Effects: Sedating, Calming

Also Found In: Lilac, Pine Trees, Lime Blossoms

Sources

Costa, R., Machado, J. and Abreu, C., 2016. Evaluation of Analgesic Properties of Piper Nigrum Essential Oil: a Randomized, Double-Blind, Placebo-controlled Study. World Journal of Traditional Chinese Medicine, 2(2), pp.60-64

Fine, P.G and Rosenfeld, M.J., 2014. Cannabinoids for neuropathic pain. CUrrent pain and headache reports, 18(10), pp.1-9. 

Guimaraes, A.G., Quintans, J.S and Quintans-Junior, L.J., 2013. Monoterpenes with analgesic activity–a systematic review. Phytotherapy Research, 27(1), pp.1-15.

Russo, E.B., 2016. Clinical endocannabinoid deficiency reconsidered: current research supports the theory in migraine, fibromyalgia, irritable bowel, and other treatment-resistant syndromes. Cannabis and Cannabinoid Research, 1(1), pp.154-165

Russo, E.B and Hohmann, A.G., 2015. Role of cannabinoids in pain management. In Treatment of Chronic Pain by Medical Approaches (pp. 179-195). Springer New York. 
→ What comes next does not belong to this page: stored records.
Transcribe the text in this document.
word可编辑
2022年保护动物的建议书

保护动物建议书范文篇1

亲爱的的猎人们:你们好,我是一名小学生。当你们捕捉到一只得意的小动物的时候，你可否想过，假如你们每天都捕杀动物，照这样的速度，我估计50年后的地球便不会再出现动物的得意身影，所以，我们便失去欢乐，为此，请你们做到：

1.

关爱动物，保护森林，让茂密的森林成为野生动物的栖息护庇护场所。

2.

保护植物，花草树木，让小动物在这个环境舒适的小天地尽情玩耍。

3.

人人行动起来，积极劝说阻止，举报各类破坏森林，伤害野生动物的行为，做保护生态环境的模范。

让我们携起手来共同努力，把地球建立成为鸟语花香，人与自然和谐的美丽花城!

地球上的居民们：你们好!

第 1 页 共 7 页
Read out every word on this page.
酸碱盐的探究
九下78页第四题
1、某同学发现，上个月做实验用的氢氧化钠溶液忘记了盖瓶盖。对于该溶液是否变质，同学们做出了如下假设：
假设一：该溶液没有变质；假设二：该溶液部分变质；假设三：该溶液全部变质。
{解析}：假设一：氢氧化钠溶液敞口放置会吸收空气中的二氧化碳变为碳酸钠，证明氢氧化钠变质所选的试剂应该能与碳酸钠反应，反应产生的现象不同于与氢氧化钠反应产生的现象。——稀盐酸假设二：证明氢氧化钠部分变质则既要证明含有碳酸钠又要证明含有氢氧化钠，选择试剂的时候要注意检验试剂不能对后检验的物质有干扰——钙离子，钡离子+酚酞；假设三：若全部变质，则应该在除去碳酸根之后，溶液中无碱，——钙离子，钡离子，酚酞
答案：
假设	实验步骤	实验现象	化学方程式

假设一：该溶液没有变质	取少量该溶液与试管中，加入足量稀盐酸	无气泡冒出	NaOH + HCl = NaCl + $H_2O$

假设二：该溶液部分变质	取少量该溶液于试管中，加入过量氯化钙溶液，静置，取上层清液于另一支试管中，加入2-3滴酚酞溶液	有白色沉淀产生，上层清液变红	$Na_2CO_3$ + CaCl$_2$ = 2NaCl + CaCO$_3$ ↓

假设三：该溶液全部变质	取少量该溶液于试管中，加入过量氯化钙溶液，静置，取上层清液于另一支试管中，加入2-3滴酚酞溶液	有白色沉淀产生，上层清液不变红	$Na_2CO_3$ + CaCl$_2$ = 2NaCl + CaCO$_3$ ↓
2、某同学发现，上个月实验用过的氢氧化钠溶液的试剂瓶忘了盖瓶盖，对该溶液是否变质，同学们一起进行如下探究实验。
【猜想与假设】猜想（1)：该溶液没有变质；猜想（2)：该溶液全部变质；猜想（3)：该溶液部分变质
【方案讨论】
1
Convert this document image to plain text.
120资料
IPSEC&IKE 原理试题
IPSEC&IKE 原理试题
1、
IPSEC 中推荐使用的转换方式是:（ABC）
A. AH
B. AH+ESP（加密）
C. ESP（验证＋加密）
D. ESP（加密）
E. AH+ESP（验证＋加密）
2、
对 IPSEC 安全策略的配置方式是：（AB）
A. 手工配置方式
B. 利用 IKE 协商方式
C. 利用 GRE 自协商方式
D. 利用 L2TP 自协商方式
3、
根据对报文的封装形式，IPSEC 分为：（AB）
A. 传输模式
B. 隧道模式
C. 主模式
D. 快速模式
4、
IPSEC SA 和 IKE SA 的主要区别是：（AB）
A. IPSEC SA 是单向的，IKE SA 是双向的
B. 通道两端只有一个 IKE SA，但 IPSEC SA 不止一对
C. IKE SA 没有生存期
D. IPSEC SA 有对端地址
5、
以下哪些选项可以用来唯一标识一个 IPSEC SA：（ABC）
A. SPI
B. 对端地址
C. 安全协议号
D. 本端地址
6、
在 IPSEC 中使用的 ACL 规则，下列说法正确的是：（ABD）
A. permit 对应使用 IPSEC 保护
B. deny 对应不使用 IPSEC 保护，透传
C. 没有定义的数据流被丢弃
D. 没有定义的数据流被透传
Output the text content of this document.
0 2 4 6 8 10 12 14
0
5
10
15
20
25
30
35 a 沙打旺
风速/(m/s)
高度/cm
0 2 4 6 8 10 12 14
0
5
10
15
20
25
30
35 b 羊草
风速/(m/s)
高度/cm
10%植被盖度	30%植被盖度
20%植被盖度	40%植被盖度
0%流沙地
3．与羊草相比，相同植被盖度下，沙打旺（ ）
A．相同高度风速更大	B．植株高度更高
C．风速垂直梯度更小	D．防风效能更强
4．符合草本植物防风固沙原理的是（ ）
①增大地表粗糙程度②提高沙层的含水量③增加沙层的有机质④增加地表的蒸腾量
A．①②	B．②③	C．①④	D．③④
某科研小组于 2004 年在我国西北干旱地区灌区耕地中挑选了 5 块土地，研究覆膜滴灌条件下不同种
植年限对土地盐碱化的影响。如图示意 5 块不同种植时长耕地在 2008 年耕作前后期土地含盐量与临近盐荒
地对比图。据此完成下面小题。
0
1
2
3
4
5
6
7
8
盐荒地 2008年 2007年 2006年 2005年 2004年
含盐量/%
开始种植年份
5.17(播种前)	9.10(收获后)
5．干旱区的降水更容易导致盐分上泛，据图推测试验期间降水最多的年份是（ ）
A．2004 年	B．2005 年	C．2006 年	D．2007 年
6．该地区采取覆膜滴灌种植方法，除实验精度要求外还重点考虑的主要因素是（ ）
Russo, E.B., 2011. Taming THC: potential cannabis synergy and phytocannabinoid-terpinoid entourage effects. British journal of pharmacology, 163(7), pp.1344-1364.

Russo, E.B., 2013. Cannabis Strains: Do cannabis strains differ? [online] Available at: http://www.cannabis-med.org/index-.php/?pl=faq&red=faqlist@id=278@Ing=en.

Skrabek, R.Q., Galimova, L., Ethans, K. and Perry, D., 2008. Nabilone for the treatment of pain in fibromyalgia. The Journal of Pain, 9(2), pp.164-173.